What is the best part of your job? The exposure to so many people and situations. I really thrive on discussion, collaboration, problems. And the more diverse these are, the more exciting it can be. Especially when one sphere begins to overlap with another. I love that synaptic jump that links up what at first seem totally different things.
What is the worst part of your job? Trying to keep everything spinning and not crashing to the floor—maintaining constant velocity and rotation, in other words.
What time do you get up and go to bed? I get up around 7:45 a.m., I'm at work by 8:30, and I'm back to bed at around midnight.
How do you procrastinate? For better and worse, I love to procrastinate. I'll do anything except the thing I'm supposed to be doing—from clicking links to watching terrible reality shows to embarking on complex new endeavors. In my defense, I'm a firm believer in the long-term benefit of messing around. I think there is a subtle subliminal process going on inside your brain while you think you're doing nothing.
What is your favorite productivity tip or trick? Lose the fear. The worst thing in the world is to be confronted by a blank piece of paper. It's like an existential void full of self-doubt and worry. So anything you can do to jump that hurdle is important.
Get something down on paper without any value judgment—don't worry if it's good or bad, right or wrong. As soon as something's there, it's a different story. You've lost the fear, and you have something you can edit, adjust, discuss, assess. The pressure is off and you can really get started.
What is the most important quality in a designer? On the one hand, you need tenacity, energy and a large dose of bloody mindedness. You'll also need an eye and an intelligence for things like space, material and form.

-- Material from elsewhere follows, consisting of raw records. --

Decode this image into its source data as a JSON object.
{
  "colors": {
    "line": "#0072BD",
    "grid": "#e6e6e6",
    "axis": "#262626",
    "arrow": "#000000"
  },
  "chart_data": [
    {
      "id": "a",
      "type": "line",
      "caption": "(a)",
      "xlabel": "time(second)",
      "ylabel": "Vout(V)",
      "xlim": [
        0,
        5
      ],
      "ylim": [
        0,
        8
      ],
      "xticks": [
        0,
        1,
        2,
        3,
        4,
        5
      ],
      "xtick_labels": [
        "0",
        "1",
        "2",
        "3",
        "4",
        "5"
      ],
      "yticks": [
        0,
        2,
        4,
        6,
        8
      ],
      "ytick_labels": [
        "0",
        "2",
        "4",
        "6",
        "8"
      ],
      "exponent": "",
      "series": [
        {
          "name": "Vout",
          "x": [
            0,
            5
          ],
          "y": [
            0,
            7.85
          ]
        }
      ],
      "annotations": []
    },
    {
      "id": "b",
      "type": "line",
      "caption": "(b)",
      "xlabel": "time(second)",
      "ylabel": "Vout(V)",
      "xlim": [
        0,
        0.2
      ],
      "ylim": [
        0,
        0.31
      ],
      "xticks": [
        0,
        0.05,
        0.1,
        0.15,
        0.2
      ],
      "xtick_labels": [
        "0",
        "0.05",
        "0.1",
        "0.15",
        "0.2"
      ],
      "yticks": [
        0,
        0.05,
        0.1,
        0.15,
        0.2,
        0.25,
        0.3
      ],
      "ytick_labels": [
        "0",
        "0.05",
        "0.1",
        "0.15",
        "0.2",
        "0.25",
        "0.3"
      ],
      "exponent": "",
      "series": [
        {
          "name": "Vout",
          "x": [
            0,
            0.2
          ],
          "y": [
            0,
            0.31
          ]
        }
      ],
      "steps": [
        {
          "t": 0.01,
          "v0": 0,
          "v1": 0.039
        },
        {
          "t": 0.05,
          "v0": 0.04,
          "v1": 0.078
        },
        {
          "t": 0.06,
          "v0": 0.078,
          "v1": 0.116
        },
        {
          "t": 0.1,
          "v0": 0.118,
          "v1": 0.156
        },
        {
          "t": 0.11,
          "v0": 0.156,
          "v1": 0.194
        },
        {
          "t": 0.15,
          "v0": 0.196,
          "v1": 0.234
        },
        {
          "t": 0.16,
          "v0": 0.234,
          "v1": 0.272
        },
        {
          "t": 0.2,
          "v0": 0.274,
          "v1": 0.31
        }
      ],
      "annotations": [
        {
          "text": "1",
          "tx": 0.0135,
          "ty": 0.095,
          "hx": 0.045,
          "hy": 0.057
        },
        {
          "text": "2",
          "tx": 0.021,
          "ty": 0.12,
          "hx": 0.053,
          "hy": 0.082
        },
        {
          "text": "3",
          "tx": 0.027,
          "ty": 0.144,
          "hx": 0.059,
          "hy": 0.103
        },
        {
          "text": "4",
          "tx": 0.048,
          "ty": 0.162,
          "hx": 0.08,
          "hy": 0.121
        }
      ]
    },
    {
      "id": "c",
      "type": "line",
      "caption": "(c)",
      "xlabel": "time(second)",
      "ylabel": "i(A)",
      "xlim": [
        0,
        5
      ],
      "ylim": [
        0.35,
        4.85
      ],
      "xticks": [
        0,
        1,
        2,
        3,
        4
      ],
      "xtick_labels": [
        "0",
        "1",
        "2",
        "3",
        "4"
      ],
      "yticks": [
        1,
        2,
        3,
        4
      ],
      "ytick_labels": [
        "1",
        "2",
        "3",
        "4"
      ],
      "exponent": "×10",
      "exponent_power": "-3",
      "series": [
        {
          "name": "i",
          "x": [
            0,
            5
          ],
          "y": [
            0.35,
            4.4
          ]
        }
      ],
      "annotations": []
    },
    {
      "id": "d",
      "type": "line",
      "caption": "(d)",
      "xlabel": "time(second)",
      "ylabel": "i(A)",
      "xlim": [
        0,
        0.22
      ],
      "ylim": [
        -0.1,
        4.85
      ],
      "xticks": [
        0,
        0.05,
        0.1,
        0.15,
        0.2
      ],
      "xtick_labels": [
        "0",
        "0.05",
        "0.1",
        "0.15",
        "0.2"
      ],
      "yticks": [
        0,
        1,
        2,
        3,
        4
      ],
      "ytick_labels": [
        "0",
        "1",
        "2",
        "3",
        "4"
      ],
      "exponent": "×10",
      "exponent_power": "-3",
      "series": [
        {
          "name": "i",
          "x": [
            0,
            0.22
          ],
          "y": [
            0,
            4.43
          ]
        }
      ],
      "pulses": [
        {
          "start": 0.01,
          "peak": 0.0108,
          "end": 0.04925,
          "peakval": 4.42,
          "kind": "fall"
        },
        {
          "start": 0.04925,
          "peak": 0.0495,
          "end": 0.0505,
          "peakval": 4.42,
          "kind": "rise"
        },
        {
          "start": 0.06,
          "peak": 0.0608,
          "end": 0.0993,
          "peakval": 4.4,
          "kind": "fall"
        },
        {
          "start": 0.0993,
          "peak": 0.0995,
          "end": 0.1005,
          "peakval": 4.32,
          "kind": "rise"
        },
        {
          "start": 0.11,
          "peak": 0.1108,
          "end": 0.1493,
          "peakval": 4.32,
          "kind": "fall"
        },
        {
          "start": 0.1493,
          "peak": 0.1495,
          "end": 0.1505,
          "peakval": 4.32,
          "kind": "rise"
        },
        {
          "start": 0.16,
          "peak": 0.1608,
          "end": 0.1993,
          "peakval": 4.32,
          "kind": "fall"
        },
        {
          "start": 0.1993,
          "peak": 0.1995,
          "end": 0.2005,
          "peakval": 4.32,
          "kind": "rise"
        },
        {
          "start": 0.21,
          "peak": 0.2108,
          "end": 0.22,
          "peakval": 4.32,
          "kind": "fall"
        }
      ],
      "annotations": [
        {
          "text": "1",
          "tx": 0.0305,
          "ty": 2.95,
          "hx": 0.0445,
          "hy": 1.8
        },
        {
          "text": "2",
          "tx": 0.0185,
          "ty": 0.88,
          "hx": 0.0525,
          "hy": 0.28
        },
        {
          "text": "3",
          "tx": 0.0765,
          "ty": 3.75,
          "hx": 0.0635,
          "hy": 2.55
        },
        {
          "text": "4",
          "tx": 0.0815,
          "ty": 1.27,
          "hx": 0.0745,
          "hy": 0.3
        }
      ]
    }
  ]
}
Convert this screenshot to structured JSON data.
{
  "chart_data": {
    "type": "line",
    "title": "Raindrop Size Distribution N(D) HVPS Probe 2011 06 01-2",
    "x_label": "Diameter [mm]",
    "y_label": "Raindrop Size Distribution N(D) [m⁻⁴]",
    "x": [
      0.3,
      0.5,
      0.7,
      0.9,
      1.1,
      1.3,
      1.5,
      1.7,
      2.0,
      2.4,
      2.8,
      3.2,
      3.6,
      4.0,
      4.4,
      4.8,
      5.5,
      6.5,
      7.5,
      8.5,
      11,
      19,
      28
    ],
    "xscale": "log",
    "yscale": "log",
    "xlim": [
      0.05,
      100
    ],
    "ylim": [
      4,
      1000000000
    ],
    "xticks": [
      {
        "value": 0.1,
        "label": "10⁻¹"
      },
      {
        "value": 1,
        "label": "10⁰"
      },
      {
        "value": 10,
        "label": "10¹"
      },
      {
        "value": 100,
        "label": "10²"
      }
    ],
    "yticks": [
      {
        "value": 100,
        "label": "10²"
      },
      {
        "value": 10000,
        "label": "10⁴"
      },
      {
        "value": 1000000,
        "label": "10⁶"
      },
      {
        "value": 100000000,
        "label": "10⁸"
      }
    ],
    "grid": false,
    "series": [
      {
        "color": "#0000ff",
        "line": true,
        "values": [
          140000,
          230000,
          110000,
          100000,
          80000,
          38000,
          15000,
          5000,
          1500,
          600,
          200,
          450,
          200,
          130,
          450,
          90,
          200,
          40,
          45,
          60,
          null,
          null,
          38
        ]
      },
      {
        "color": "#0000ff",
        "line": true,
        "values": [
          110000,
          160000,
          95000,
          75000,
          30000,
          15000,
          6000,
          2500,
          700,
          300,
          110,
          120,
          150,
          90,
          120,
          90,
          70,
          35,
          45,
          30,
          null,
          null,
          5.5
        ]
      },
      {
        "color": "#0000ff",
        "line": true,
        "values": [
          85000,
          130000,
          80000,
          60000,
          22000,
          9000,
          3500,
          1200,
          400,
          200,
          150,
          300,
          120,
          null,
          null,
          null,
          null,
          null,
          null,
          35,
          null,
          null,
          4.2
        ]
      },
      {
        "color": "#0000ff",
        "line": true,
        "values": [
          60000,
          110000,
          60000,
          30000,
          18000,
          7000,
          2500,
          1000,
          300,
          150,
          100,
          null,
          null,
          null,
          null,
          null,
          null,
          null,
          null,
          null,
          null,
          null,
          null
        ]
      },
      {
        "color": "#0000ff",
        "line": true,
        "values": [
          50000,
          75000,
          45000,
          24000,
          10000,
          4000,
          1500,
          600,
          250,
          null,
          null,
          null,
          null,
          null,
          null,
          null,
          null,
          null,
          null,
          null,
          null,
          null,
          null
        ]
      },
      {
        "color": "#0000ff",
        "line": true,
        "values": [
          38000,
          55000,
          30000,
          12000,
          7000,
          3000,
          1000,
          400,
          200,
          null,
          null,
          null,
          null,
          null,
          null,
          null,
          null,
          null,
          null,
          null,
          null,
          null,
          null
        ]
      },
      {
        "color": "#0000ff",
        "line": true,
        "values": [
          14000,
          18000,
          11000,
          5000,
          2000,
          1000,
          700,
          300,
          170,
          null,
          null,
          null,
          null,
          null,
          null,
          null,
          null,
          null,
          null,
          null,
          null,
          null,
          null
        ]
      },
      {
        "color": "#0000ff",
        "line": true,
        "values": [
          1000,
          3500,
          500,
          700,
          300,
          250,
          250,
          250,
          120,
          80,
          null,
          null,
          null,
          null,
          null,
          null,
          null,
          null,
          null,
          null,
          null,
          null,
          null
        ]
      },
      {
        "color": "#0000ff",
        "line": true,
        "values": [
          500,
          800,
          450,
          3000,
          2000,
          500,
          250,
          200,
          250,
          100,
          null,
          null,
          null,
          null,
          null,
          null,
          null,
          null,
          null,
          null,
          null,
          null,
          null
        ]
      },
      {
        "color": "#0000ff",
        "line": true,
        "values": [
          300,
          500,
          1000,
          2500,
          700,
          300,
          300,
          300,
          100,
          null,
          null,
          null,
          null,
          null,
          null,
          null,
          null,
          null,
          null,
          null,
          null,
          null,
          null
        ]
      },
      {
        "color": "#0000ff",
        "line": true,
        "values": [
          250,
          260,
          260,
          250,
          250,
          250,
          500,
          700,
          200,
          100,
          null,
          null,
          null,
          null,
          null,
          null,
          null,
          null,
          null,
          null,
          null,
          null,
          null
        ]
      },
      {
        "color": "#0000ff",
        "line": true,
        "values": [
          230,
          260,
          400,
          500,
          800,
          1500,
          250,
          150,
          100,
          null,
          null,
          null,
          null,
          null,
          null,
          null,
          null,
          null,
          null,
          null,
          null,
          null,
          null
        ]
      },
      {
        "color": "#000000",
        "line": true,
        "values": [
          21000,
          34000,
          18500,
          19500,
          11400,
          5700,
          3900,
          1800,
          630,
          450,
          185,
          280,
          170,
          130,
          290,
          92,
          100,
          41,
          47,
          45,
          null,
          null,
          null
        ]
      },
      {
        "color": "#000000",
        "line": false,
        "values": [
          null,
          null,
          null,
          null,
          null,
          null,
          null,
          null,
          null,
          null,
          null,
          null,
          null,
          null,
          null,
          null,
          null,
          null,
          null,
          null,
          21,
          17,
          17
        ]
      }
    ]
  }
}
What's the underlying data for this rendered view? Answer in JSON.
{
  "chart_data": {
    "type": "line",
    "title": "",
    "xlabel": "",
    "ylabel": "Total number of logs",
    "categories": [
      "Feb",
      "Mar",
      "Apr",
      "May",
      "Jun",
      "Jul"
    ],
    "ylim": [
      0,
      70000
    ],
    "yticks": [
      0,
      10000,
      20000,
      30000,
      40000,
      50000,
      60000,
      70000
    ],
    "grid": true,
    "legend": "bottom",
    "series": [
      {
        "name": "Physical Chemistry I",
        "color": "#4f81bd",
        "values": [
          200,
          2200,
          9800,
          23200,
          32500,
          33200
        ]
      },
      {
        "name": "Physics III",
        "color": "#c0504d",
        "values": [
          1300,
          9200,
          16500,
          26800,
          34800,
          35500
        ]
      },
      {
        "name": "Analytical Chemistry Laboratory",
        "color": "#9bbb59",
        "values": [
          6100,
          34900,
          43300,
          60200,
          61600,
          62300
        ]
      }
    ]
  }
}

But most of all you need a sense of fun—that sense of curiosity that leads you from one thing to another till you find yourself in the right place for the right moment.
What is the most widespread misunderstanding about design or designers? That they are egocentric. A big part of design is like method acting—putting yourself into different situations, becoming different kinds of people in order to really understand things. I'd say designers as a species can be pretty empathetic and plagued with self-doubt.
What is your most prized design possession? A collection of neolithic tools—flint arrowheads, axes and so on. It's kind of awe-inspiring to have them around. Things from thousands of years ago, from societies we know little about, but things which are still records of the act of design, the act of transforming material through human imagination. In many ways, we're just doing the same thing now—making things that allow us to become human in different ways.
What is exciting you in design right now? I'd say that we're moving into a post-digital phase—or perhaps it should be christened the real digital age. For a while, there's been a real obsession with digital tools in terms of what they can technically do. Now I think we're getting over that. Instead what we're beginning to see is a kind of convergence of intelligence in the design process—that cultural, physical, representational, sociological issues are becoming far more entwined in the way we can piece things together. Just as all kinds of information converges on our screens, I think it is beginning to in the things we design.
If you could redesign anything, what would you choose? I'd love to take on something really fundamental—something so everyday that it seems unalterable and inevitable. Something like the parking lot or the street pattern. These are the kinds of places where the real politics of design take place—the places that our social, political and economic codes are made physical. And so they're exactly the places where you can intervene in ways that really re-imagine the world in different ways.
What do you hope to be doing in ten years? More of the same, please!
Lastly, who's more fun to have a drink with: architects, industrial designers, or graphic designers? I'd hope we could all hang out together! Maybe there's a better conversation when we're not so corralled by discipline.